On Fri, Jun 2, 2017 at 11:05 AM, Steven D'Aprano <st...@pearwood.info> wrote:
> On Fri, Jun 02, 2017 at 09:22:16AM +1000, Chris Angelico wrote:
>
>> Ultimately, what I would like is for "import random" to be absolutely
>> dependably going to grab the stdlib "random" module, or at very least,
>> something that someone *deliberately* is shadowing that module with.
>> You shouldn't be able to accidentally shadow a stdlib module.
>
> If that's the only problem you want to solve, then I would expect that
> moving the script/current directory to the *end* of sys.path instead of
> the start will accomplish that, without breaking any scripts that rely
> on '' to be in the path.
>
> I expect that moving '' to the end of sys.path will be a less disruptive
> change than removing it.

This is true. However, anything that depends on the current behaviour
(intentionally or otherwise) would be just as broken as if it were
removed, and it's still possible for "import foo" to mean a local
import today and a stdlib import tomorrow.

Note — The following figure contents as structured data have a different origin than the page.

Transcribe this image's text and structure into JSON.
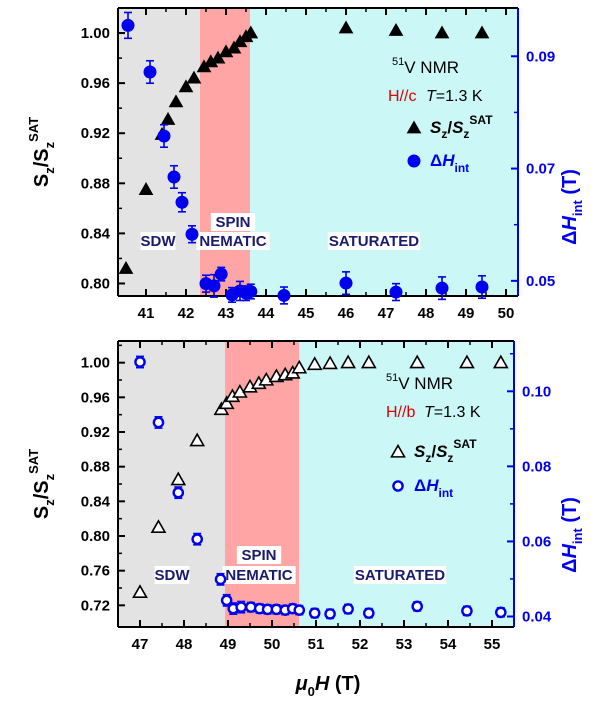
{
  "figure": {
    "xlabel_mu": "μ",
    "xlabel_sub": "0",
    "xlabel_H": "H",
    "xlabel_unit": " (T)"
  },
  "chart_data": [
    {
      "type": "scatter",
      "panel": "top",
      "field_direction": "H//c",
      "temperature_label": "T=1.3 K",
      "nmr_label_sup": "51",
      "nmr_label": "V NMR",
      "regions": [
        {
          "name": "SDW",
          "label_lines": [
            "SDW"
          ],
          "x_range": [
            40.3,
            42.35
          ],
          "color": "#e3e3e3"
        },
        {
          "name": "SPIN NEMATIC",
          "label_lines": [
            "SPIN",
            "NEMATIC"
          ],
          "x_range": [
            42.35,
            43.6
          ],
          "color": "#ffa5a5"
        },
        {
          "name": "SATURATED",
          "label_lines": [
            "SATURATED"
          ],
          "x_range": [
            43.6,
            50.3
          ],
          "color": "#ccf7f7"
        }
      ],
      "xlim": [
        40.3,
        50.3
      ],
      "xticks": [
        41,
        42,
        43,
        44,
        45,
        46,
        47,
        48,
        49,
        50
      ],
      "ylim": [
        0.79,
        1.02
      ],
      "yticks": [
        0.8,
        0.84,
        0.88,
        0.92,
        0.96,
        1.0
      ],
      "ylabel": "Sz/Sz^SAT",
      "y2lim": [
        0.0473,
        0.0986
      ],
      "y2ticks": [
        0.05,
        0.07,
        0.09
      ],
      "y2label": "ΔHint (T)",
      "series": [
        {
          "name": "Sz/Sz^SAT",
          "marker": "filled-triangle",
          "axis": "left",
          "color": "#000000",
          "x": [
            40.5,
            41.0,
            41.4,
            41.55,
            41.75,
            42.0,
            42.2,
            42.45,
            42.62,
            42.8,
            43.0,
            43.2,
            43.35,
            43.5,
            43.62,
            46.0,
            47.25,
            48.4,
            49.4
          ],
          "y": [
            0.812,
            0.875,
            0.919,
            0.931,
            0.945,
            0.957,
            0.964,
            0.973,
            0.977,
            0.98,
            0.985,
            0.988,
            0.993,
            0.997,
            1.0,
            1.004,
            1.002,
            1.0,
            1.0
          ]
        },
        {
          "name": "ΔHint",
          "marker": "filled-circle",
          "axis": "right",
          "color": "#0000ee",
          "x": [
            40.55,
            41.1,
            41.45,
            41.7,
            41.9,
            42.15,
            42.5,
            42.7,
            42.88,
            43.15,
            43.35,
            43.5,
            43.62,
            44.45,
            46.0,
            47.25,
            48.4,
            49.4
          ],
          "y": [
            0.0955,
            0.0872,
            0.0758,
            0.0685,
            0.064,
            0.0583,
            0.0495,
            0.0491,
            0.0512,
            0.0475,
            0.0482,
            0.0478,
            0.0481,
            0.0474,
            0.0496,
            0.048,
            0.0487,
            0.0489
          ],
          "err": [
            0.0023,
            0.002,
            0.002,
            0.002,
            0.0017,
            0.0015,
            0.0015,
            0.002,
            0.0012,
            0.0013,
            0.0017,
            0.0013,
            0.0013,
            0.0015,
            0.002,
            0.0015,
            0.002,
            0.002
          ]
        }
      ]
    },
    {
      "type": "scatter",
      "panel": "bottom",
      "field_direction": "H//b",
      "temperature_label": "T=1.3 K",
      "nmr_label_sup": "51",
      "nmr_label": "V NMR",
      "regions": [
        {
          "name": "SDW",
          "label_lines": [
            "SDW"
          ],
          "x_range": [
            46.5,
            48.93
          ],
          "color": "#e3e3e3"
        },
        {
          "name": "SPIN NEMATIC",
          "label_lines": [
            "SPIN",
            "NEMATIC"
          ],
          "x_range": [
            48.93,
            50.62
          ],
          "color": "#ffa5a5"
        },
        {
          "name": "SATURATED",
          "label_lines": [
            "SATURATED"
          ],
          "x_range": [
            50.62,
            55.5
          ],
          "color": "#ccf7f7"
        }
      ],
      "xlim": [
        46.5,
        55.5
      ],
      "xticks": [
        47,
        48,
        49,
        50,
        51,
        52,
        53,
        54,
        55
      ],
      "ylim": [
        0.695,
        1.025
      ],
      "yticks": [
        0.72,
        0.76,
        0.8,
        0.84,
        0.88,
        0.92,
        0.96,
        1.0
      ],
      "ylabel": "Sz/Sz^SAT",
      "y2lim": [
        0.0372,
        0.1134
      ],
      "y2ticks": [
        0.04,
        0.06,
        0.08,
        0.1
      ],
      "y2label": "ΔHint (T)",
      "series": [
        {
          "name": "Sz/Sz^SAT",
          "marker": "open-triangle",
          "axis": "left",
          "color": "#000000",
          "x": [
            47.0,
            47.42,
            47.87,
            48.3,
            48.85,
            48.97,
            49.1,
            49.27,
            49.5,
            49.7,
            49.87,
            50.1,
            50.3,
            50.47,
            50.62,
            50.97,
            51.32,
            51.73,
            52.2,
            53.3,
            54.43,
            55.2
          ],
          "y": [
            0.735,
            0.81,
            0.865,
            0.91,
            0.946,
            0.953,
            0.961,
            0.966,
            0.972,
            0.976,
            0.98,
            0.984,
            0.986,
            0.988,
            0.994,
            0.998,
            0.999,
            1.0,
            1.0,
            1.0,
            1.0,
            1.0
          ]
        },
        {
          "name": "ΔHint",
          "marker": "open-circle",
          "axis": "right",
          "color": "#0000ee",
          "x": [
            47.0,
            47.42,
            47.87,
            48.3,
            48.83,
            48.97,
            49.12,
            49.3,
            49.52,
            49.72,
            49.9,
            50.1,
            50.3,
            50.47,
            50.62,
            50.97,
            51.32,
            51.73,
            52.2,
            53.3,
            54.43,
            55.2
          ],
          "y": [
            0.1078,
            0.0917,
            0.073,
            0.0606,
            0.0499,
            0.0443,
            0.0421,
            0.0425,
            0.0425,
            0.0421,
            0.0419,
            0.0419,
            0.0417,
            0.0421,
            0.0417,
            0.0409,
            0.0407,
            0.042,
            0.0409,
            0.0427,
            0.0415,
            0.0411
          ],
          "err": [
            0.0015,
            0.0015,
            0.0015,
            0.0015,
            0.0015,
            0.0015,
            0.0015,
            0.0015,
            0.0012,
            0.0012,
            0.0012,
            0.0012,
            0.0012,
            0.0012,
            0.0012,
            0.0012,
            0.0012,
            0.0012,
            0.0012,
            0.0012,
            0.0012,
            0.0012
          ]
        }
      ]
    }
  ]
}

It'd just move the
ambiguity around; instead of not being sure if it's been accidentally
shadowed, instead you have to wonder if your code will break when a
future Python version adds a new stdlib module. Or your code could
break because someone pip-installs a third-party module. You can take
your pick which thing shadows which by choosing where you place '' in
sys.path, but there'll always be a risk one way or another.

Different packages don't conflict with each other because
intra-package imports are explicit. They're safe.